The truth is, there is no central bank for cryptocurrency, it doesn’t have a nation state. So, it can’t be a recognised currency and can’t be exchanged or traded against other currencies. In fact, a cryptocurrency is an asset, a bit like a tangible asset like gold, or indeed any other valuable asset – like a work of art or a vintage car.
These, unlike recognised currencies, are chargeable to capital gains tax. However, not a lot of people realise that foreign currency gains are exempt from CGT. As Bitcoin and its sisters are regarded as assets, they are taxable. Because of that, if you were trying to buy a property with a cryptocurrency, you wouldn’t be paying in a foreign currency – which the stamp duty legislation takes account of, but rather exchanging one asset – the cryptocurrency, for another asset – the house.
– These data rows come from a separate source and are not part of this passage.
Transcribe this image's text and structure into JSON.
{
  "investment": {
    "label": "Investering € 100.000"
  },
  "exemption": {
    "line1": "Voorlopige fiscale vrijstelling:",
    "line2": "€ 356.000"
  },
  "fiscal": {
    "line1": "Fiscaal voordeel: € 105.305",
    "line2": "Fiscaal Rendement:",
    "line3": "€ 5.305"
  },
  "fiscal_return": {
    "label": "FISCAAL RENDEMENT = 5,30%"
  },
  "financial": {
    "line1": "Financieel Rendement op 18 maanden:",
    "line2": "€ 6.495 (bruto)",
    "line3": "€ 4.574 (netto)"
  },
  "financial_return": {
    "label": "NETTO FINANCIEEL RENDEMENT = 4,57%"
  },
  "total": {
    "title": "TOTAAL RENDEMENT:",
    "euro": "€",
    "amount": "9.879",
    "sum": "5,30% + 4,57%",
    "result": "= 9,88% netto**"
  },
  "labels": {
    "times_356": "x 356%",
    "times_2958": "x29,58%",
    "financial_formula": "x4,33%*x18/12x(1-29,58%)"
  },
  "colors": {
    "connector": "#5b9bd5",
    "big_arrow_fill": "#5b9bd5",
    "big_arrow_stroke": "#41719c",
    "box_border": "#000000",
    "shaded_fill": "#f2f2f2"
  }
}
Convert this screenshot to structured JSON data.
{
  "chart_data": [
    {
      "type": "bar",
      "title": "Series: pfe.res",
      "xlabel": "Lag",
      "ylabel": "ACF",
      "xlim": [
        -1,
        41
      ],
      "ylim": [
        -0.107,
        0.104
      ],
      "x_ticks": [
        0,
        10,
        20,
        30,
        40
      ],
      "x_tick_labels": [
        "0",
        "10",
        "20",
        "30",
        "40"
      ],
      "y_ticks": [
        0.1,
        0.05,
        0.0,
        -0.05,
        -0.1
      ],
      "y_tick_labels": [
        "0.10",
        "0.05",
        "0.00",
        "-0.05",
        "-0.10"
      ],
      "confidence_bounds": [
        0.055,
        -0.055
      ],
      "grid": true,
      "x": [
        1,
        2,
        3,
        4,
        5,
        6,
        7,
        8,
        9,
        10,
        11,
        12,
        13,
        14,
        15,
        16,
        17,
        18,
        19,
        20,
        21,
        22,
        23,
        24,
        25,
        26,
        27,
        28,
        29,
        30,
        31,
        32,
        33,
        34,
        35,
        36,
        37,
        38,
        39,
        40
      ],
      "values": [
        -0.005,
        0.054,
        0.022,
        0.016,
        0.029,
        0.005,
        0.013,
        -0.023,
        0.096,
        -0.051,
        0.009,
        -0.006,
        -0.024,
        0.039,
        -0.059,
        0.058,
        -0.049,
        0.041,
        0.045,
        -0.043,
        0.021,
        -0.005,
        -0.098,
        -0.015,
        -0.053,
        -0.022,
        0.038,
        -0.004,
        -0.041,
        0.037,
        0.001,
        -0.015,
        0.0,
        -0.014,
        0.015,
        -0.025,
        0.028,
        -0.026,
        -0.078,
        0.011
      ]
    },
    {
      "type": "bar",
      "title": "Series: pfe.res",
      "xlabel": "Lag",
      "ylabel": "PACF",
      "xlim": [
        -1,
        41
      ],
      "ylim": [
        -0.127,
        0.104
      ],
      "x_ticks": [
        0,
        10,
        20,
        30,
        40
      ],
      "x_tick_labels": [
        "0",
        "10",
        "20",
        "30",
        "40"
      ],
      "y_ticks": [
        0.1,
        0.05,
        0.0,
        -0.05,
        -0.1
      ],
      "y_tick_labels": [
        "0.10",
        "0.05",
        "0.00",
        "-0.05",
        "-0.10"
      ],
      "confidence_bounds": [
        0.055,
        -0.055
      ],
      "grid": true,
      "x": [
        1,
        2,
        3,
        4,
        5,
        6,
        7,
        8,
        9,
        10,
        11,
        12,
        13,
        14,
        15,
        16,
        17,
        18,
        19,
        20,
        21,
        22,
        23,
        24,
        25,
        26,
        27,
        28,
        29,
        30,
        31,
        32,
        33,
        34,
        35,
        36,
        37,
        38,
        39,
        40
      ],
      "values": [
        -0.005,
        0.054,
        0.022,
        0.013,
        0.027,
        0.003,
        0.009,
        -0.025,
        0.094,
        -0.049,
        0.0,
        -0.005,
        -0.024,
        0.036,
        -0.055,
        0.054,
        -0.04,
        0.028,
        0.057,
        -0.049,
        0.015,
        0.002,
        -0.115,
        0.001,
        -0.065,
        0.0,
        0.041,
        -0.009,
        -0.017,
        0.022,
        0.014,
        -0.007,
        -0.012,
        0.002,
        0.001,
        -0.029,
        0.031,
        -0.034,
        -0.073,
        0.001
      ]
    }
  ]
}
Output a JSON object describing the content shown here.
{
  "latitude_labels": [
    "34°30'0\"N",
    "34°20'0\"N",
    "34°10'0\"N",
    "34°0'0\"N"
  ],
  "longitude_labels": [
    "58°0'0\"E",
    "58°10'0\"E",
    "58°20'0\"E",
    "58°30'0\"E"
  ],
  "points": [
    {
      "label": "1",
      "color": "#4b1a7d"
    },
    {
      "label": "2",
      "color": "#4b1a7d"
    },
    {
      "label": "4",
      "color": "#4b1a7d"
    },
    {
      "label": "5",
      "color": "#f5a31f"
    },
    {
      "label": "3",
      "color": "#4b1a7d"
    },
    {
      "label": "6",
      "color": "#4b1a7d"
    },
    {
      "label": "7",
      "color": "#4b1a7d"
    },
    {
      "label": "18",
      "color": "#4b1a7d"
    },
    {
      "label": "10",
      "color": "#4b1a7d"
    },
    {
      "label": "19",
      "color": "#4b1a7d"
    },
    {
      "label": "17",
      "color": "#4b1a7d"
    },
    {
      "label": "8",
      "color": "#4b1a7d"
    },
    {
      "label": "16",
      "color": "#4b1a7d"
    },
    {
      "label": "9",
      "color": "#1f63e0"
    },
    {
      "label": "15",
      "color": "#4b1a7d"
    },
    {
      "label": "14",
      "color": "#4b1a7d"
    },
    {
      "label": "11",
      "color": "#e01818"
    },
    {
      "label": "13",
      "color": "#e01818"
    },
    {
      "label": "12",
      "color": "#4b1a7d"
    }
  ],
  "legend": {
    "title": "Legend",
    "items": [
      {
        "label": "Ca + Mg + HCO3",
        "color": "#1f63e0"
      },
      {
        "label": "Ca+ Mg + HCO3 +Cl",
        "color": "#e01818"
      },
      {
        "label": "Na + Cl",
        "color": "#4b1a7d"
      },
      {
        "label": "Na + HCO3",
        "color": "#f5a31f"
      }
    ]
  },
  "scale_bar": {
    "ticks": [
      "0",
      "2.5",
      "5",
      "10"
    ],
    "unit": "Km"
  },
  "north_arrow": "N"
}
"If you take payment in a foreign currency, the SDLT rules require you to take the exchange rate on the day of completion. However, with the exchange of a non-monetary asset you must take the market value. Valuing cryptocurrency on any given day is straightforward, but for example, if I wanted to swap my house for your Mona Lisa, how would we value that? There is also the problem of transmission and certification of value. Solicitors are not geared up to deal with non-monetary consideration. This is why you won’t be able to buy a UK property with cryptocurrency, yet.
It’s going to take time for things to become more mainstream, only the market will dictate how long that takes."